I stopped chewing my bottom lip. “It’s quite extreme. I’m not sure Clemmie knew enough about electricity.”
“We’re keeping that one to ourselves for now,” said Lo. She gave Meribel a look to confirm what she was saying. “Nobody wants to hear anything bad about her right now.”
The dinner bell rang and Meribel said, “We’d better go.”
Lo was already off the bed, out of shot, but then her head came into view again. “I forgot to tell you the strangest thing that happened today.” They were talking to me as they went down the stairs with Meribel’s phone. “We went to Davison,” continued Lo, “and on Veronica’s collage there was a printout about a hospital in America. Like, who would put that up there after what’s happened? When Clemmie’s dead and Veronica’s run away?”

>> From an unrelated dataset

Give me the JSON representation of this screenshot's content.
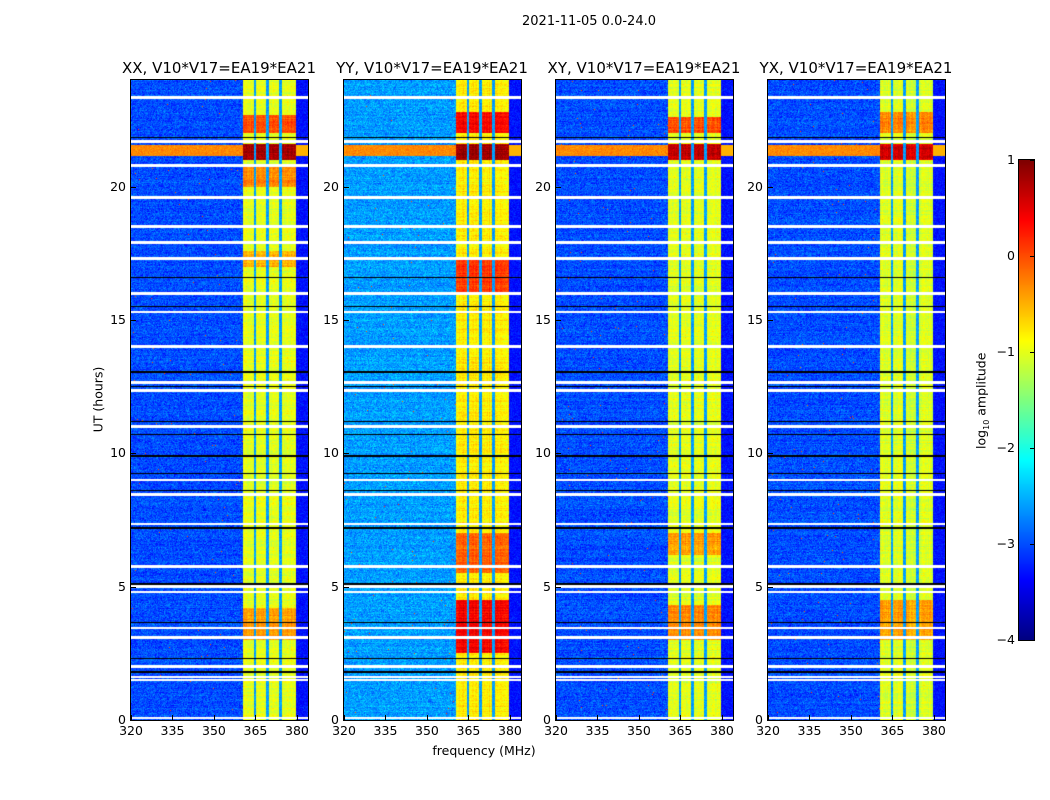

“A hospital in America,” I said slowly.
“Yeah, a fancy one in Florida with a name like … like a theme park or something.” Lo shrugged. “We have to say goodbye now. Speak to you tomorrow. Love you!”
The two of them blew kisses and were gone.
That artwork… The things we keep hidden.
Amber Park Hospital, Florida, was where I’d had my plastic surgery. How had anybody found that out? Who had Clemmie told about my plastic surgery, and why did they think now was a good time to unnerve me?
After painting my bedroom, it took me another day to rearrange my furniture, reposition my posters, and hang up a mirror that Elsie Gran had found in a skip down the road when some neighbours had their extension built. I stared into the mirror, at my ears, eyes, chin and nose, and at my skin, with its peculiar tint from the light bouncing off the Pineapple Yellow walls. I took the mirror down and placed it in the gap between the wall and my chest of drawers.